A DGS acompanha a situação da expansão do novo coronavírus e recomenda:

  • Em Portugal, caso apresente sintomas de doença respiratória e tenha viajado de uma área afetada pelo novo coronavírus, as autoridades aconselham a que contacte a Saúde 24 (808 24 24 24). Caso se dirija a uma unidade de saúde deve informar de imediato o segurança ou o administrativo.
  • Evitar o contacto próximo com pessoas que sofram de infeções respiratórias agudas; evitar o contacto próximo com quem tem febre ou tosse;
  • Lavar frequentemente as mãos, especialmente após contacto direto com pessoas doentes, com detergente, sabão ou soluções à base de álcool;
  • Lavar as mãos sempre que se assoar, espirrar ou tossir;
  • Evitar o contacto direito com animais vivos em mercados de áreas afetadas por surtos;
  • Adotar medidas de etiqueta respiratória: tapar o nariz e boca quando espirrar ou tossir (com lenço de papel ou com o braço, nunca com as mãos; deitar o lenço de papel no lixo);
  • Evitar o consumo de produtos de animais crus, sobretudo carne e ovos;
  • Seguir as recomendações das autoridades de saúde do país onde se encontra.

Total de casos na Europa passa os 3 milhões

Já se registaram mais de três milhões de infeções pelo novo coronavírus na Europa, mais da metade delas na Rússia, Reino Unido, Espanha e Itália - aponta um balanço da AFP, esta quinta-feira, com base em fontes oficiais.

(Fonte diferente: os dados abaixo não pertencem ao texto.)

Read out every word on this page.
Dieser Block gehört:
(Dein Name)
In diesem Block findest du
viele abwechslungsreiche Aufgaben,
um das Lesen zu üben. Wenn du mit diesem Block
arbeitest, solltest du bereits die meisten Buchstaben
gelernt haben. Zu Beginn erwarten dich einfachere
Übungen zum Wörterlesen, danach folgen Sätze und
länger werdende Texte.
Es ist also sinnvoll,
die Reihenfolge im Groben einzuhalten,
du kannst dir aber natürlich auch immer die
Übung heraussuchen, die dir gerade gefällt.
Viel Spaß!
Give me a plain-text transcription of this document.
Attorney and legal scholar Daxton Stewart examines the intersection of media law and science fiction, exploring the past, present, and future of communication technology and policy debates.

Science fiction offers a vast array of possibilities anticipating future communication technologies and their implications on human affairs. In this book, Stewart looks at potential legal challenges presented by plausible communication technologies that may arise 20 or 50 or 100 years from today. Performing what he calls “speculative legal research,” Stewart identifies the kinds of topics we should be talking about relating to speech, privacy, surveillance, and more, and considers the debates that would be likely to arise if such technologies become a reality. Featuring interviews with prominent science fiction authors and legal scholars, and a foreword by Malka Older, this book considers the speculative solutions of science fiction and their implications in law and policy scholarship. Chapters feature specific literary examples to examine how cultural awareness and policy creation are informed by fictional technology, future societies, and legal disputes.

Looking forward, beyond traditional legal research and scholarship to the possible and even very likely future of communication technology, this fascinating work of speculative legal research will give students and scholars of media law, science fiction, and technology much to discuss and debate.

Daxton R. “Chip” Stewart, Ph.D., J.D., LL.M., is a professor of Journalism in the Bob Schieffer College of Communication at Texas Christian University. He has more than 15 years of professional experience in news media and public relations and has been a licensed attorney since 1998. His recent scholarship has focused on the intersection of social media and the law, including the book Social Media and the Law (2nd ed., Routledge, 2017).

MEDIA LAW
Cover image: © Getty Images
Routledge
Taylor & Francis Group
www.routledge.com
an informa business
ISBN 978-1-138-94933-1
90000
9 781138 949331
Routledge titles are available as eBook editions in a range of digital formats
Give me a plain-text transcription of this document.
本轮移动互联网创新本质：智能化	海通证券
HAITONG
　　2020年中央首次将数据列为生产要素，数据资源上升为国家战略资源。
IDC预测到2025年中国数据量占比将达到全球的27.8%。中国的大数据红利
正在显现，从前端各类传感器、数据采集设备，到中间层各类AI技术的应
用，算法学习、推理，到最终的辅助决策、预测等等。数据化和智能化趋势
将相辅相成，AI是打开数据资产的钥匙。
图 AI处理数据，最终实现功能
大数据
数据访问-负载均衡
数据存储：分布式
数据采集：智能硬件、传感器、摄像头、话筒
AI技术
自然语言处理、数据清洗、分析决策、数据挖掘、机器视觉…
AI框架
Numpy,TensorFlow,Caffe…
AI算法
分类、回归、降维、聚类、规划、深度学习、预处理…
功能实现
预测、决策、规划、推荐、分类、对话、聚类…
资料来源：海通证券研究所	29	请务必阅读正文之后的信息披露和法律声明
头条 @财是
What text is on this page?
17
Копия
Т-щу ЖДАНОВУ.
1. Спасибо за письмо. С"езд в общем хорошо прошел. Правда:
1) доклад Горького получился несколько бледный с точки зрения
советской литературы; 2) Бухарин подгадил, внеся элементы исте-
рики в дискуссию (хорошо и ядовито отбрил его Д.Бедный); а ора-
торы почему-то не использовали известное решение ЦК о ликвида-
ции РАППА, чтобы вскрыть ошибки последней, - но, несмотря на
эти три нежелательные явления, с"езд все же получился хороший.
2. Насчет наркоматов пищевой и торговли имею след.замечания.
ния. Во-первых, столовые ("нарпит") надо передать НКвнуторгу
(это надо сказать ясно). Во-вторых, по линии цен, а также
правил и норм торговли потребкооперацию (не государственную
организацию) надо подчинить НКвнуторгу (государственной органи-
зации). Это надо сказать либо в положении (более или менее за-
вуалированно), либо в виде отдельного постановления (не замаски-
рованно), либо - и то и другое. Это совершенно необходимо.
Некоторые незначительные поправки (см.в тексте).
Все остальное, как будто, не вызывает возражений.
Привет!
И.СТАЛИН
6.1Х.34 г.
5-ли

A Europa totalizava às 11h00 de hoje 206.714 mortes para 3.007.088 casos de infeção, a América Latina e Caraíbas 173.867 óbitos (4.057.096 casos), os estados Unidos e Canadá 152.094 mortes (4.083.148 casos), a Ásia 54.096 óbitos para 2.271.815 casos, o Médio Oriente 23.942 mortes (1.048.030 casos), África 16.432 óbitos (771.160 casos) e a Oceania 162 óbitos para 14.936 casos de infeção pelo novo coronavírus.

De acordo com o balanço da AFP, que se reporta às 11h00, estão registados pelo menos 627.307 mortos e 15.253.270 casos de infeção diagnosticados em 196 países e territórios desde o início da pandemia. Pelo menos 8.535.200 pessoas são consideradas curadas.

Durante o dia de quarta-feira foram registados 266.133 novos casos e 10.053 mortes em todo o mundo. Os países que registaram o maior número de óbitos nos seus últimos balanços foram o Peru, com 3.876 mortes (188 nas últimas 24 horas e 3.688 correspondem a uma revisão dos dados pelas autoridades, o Brasil (1.284) e a Índia (1.129).

Os Estados Unidos da América (EUA) são o país mais afetado, com 3.970.908 casos registados e 143.190 mortes, segundo o balanço da universidade John Hopkins. Pelo menos 1.210.849 pessoas foram consideradas curadas.